А Красная Армия неумолимо наступала. Фашисты, боясь расплаты, поспешно перегоняли редеющие колонны узников из лагерей прифронтовой полосы в Веймар.
Здесь вспыхнула эпидемия: дизентерия, брюшной и сыпной тиф.
Двое русских пленных медиков, выбиваясь из сил, стоически боролись за жизнь соотечественников. В суматошной ситуации под видом тифозного Воробьеву удалось перебраться в санитарку. Втайне от немцев Алексей Федотович вновь стал врачом. Помогло и то обстоятельство, что среди охранников санитарных блоков были двое сочувствующих. Они приносили для больных что-либо из еды, раздобывали лекарства. С немцем, которому было за шестьдесят лет, нашел Воробьев общий язык. Старик пообещал содействия и сдержал свое слово.
Ночью из санитарного блока бежала группа собранных здесь Воробьевым «тифозных» офицеров, в которой был Николай Пысин.
…Апрельским утром сорок пятого к врачу полка морской авиации постучался худощавый обросший человек в непонятной полувоенной, полугражданской одежде.
— Войдите, — привычно донеслось из-за двери.
Незнакомец, представ перед начальством, приложил руку к замызганной шапчонке, как военные берут «под козырек»:
— Товарищ капитан медицинской службы! Капитан Пысин с боевого задания вернулся!
Женщина-врач чуть не упала в обморок:
— Коля!.. Ты… Ты…
Его не было в полку два месяца…
Наши войска пробивались по Прибалтике. Врач авиаполка Нина Михайловна ехала к новому аэродрому в кабине «санитарки». У обочины заметила разбитый штурмовик с голубой цифрой на стабилизаторе «8». Почти на ходу выскочила из машины.

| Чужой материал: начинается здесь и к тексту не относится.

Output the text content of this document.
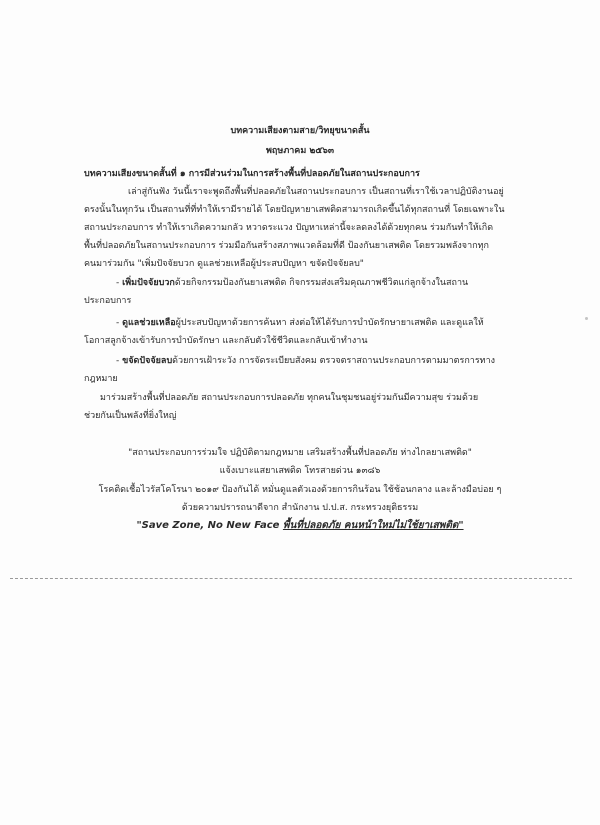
บทความเสียงตามสาย/วิทยุขนาดสั้น
พฤษภาคม ๒๕๖๓
บทความเสียงขนาดสั้นที่ ๑ การมีส่วนร่วมในการสร้างพื้นที่ปลอดภัยในสถานประกอบการ
เล่าสู่กันฟัง วันนี้เราจะพูดถึงพื้นที่ปลอดภัยในสถานประกอบการ เป็นสถานที่เราใช้เวลาปฏิบัติงานอยู่
ตรงนั้นในทุกวัน เป็นสถานที่ที่ทำให้เรามีรายได้ โดยปัญหายาเสพติดสามารถเกิดขึ้นได้ทุกสถานที่ โดยเฉพาะใน
สถานประกอบการ ทำให้เราเกิดความกลัว หวาดระแวง ปัญหาเหล่านี้จะลดลงได้ด้วยทุกคน ร่วมกันทำให้เกิด
พื้นที่ปลอดภัยในสถานประกอบการ ร่วมมือกันสร้างสภาพแวดล้อมที่ดี ป้องกันยาเสพติด โดยรวมพลังจากทุก
คนมาร่วมกัน "เพิ่มปัจจัยบวก ดูแลช่วยเหลือผู้ประสบปัญหา ขจัดปัจจัยลบ"
- เพิ่มปัจจัยบวกด้วยกิจกรรมป้องกันยาเสพติด กิจกรรมส่งเสริมคุณภาพชีวิตแก่ลูกจ้างในสถาน
ประกอบการ
- ดูแลช่วยเหลือผู้ประสบปัญหาด้วยการค้นหา ส่งต่อให้ได้รับการบำบัดรักษายาเสพติด และดูแลให้
โอกาสลูกจ้างเข้ารับการบำบัดรักษา และกลับตัวใช้ชีวิตและกลับเข้าทำงาน
- ขจัดปัจจัยลบด้วยการเฝ้าระวัง การจัดระเบียบสังคม ตรวจตราสถานประกอบการตามมาตรการทาง
กฎหมาย
มาร่วมสร้างพื้นที่ปลอดภัย สถานประกอบการปลอดภัย ทุกคนในชุมชนอยู่ร่วมกันมีความสุข ร่วมด้วย
ช่วยกันเป็นพลังที่ยิ่งใหญ่
"สถานประกอบการร่วมใจ ปฏิบัติตามกฎหมาย เสริมสร้างพื้นที่ปลอดภัย ห่างไกลยาเสพติด"
แจ้งเบาะแสยาเสพติด โทรสายด่วน ๑๓๘๖
โรคติดเชื้อไวรัสโคโรนา ๒๐๑๙ ป้องกันได้ หมั่นดูแลตัวเองด้วยการกินร้อน ใช้ช้อนกลาง และล้างมือบ่อย ๆ
ด้วยความปรารถนาดีจาก สำนักงาน ป.ป.ส. กระทรวงยุติธรรม
"Save Zone, No New Face พื้นที่ปลอดภัย คนหน้าใหม่ไม่ใช้ยาเสพติด"
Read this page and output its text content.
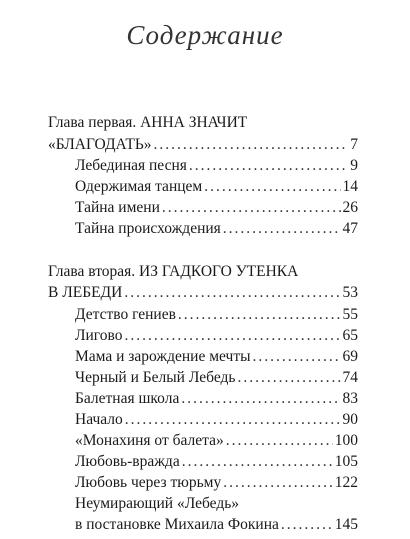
Содержание
Глава первая. АННА ЗНАЧИТ
«БЛАГОДАТЬ» .....	7
Лебединая песня .....	9
Одержимая танцем .....	14
Тайна имени .....	26
Тайна происхождения .....	47
Глава вторая. ИЗ ГАДКОГО УТЕНКА
В ЛЕБЕДИ .....	53
Детство гениев .....	55
Лигово .....	65
Мама и зарождение мечты .....	69
Черный и Белый Лебедь .....	74
Балетная школа .....	83
Начало .....	90
«Монахиня от балета» .....	100
Любовь-вражда .....	105
Любовь через тюрьму .....	122
Неумирающий «Лебедь»
в постановке Михаила Фокина .....	145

Это бывший самолет ее мужа…
В глубоком, скорбном молчании стояла у тяжкого места… Такого она не ожидала.
Никаких признаков жизни…
Нашла только разорванный, окровавленный кусок гимнастерки. Это все, что осталось от Алеши, стрелка-радиста… О Николае напоминали лишь расплющенные остатки самолета.
Как врач, она была вынуждена констатировать смерть летчика.
А как жена — не могла.
Ей самой приходилось бывать в, казалось бы, невероятных, безвыходных положениях.
Но выход находился.
С врачами-коллегами она вылетела на гидросамолете из осажденного Севастополя в последние часы его обороны. Самолет немцы сбили. Два дня и две страшные ночи он беспомощно мотался в разбушевавшемся море. На третий день неподалеку мелькнул баркас. Свой тут проходить не мог. Значит, чужой. В самолете приготовились. По последнему патрону решили оставить для себя. Но в какой-то миг, когда волна взметнула баркас на свой гребень, увидели на трубе красную звезду.
Так пришло спасение.
И Николая спасали в море.
И теперь Нина Михайловна ждала…
И он пришел.
И рассказал, как русский врач Алексей Федотович Воробьев помог ему с товарищами бежать из концлагеря в далеком городе Веймаре. Врач указал вход в подземную канализационную трубу и велел не опасаться старого немца, который встретит их на выходе.